Brown’s solar panel and battery system was keeping her power on. She’d prepared for a night like this. “Call everybody,” she told the neighbor.

Soon around 15 “neighbors and neighbors’ neighbors” were inside Brown’s three-bedroom, 1 1/2-bath home in Northeast Houston. They charged phones, cooked, and showered before work and school. Some slept over.

“There were people sleeping everywhere,” said Brown, 75. She was happy to be “a port in a storm,” despite one downside: “They ate all my snacks.”

Brown’s house is a “hub home,” one of seven in a Northeast Houston pilot program meant to create emergency safe havens — not at shelters or community centers, but inside neighbors’ houses.

The idea was a grassroots response to decades of community disinvestment and neglect that got neighbors talking about what they could do to be ready for extreme weather and power outages.

“It’s us helping us,” said Brown.

The project was set to reach 30 more homes, until the Environmental Protection Agency in August canceled the $7 billion Solar for All program which would have funded its expansion. Harris County, which includes Houston, is now a plaintiff in one of multiple lawsuits over the cancellation.

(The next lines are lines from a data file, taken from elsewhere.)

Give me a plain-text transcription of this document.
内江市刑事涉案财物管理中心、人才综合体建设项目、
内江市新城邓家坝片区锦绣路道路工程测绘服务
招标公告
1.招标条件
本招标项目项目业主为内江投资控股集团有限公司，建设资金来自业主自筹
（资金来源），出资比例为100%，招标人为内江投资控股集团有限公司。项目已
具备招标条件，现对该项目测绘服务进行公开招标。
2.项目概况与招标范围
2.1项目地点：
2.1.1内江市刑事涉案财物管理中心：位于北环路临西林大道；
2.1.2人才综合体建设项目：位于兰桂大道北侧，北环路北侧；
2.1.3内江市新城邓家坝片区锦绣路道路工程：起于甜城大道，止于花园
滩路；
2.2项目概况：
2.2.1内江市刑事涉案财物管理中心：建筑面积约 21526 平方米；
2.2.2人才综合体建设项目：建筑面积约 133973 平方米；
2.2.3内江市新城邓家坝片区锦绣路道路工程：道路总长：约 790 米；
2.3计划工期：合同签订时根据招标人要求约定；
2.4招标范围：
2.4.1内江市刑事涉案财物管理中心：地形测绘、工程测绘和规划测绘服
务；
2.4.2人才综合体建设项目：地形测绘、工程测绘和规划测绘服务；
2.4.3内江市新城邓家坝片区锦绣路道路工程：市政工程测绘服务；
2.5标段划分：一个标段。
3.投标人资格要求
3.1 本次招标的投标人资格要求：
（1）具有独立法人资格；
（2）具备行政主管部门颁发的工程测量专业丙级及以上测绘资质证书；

People involved with the program acknowledge hub homes are unconventional — requiring trust and community cooperation and impacting fewer people than a larger resilience center.

But they also say they’re effective in creating pockets of preparedness in communities confronting more extreme weather but lacking resources to do more.

“It was a way to increase resilience in those neighborhoods that are often forgotten,” said Sam Silerio, Texas program director at Solar United Neighbors, one of the nonprofits involved with the pilot program which is also suing over the cuts.

The hub homes idea started after Winter Storm Uri in 2021, when freezing temperatures crippled Texas’ power grid for five days and led to 246 storm-related deaths, according to the Texas Department of Health Services.

Power loss contributed to many of the deaths, as people with health conditions couldn’t refrigerate medicines or run life-sustaining medical devices. Nineteen people died from carbon monoxide poisoning from improperly using generators and grills to stay warm.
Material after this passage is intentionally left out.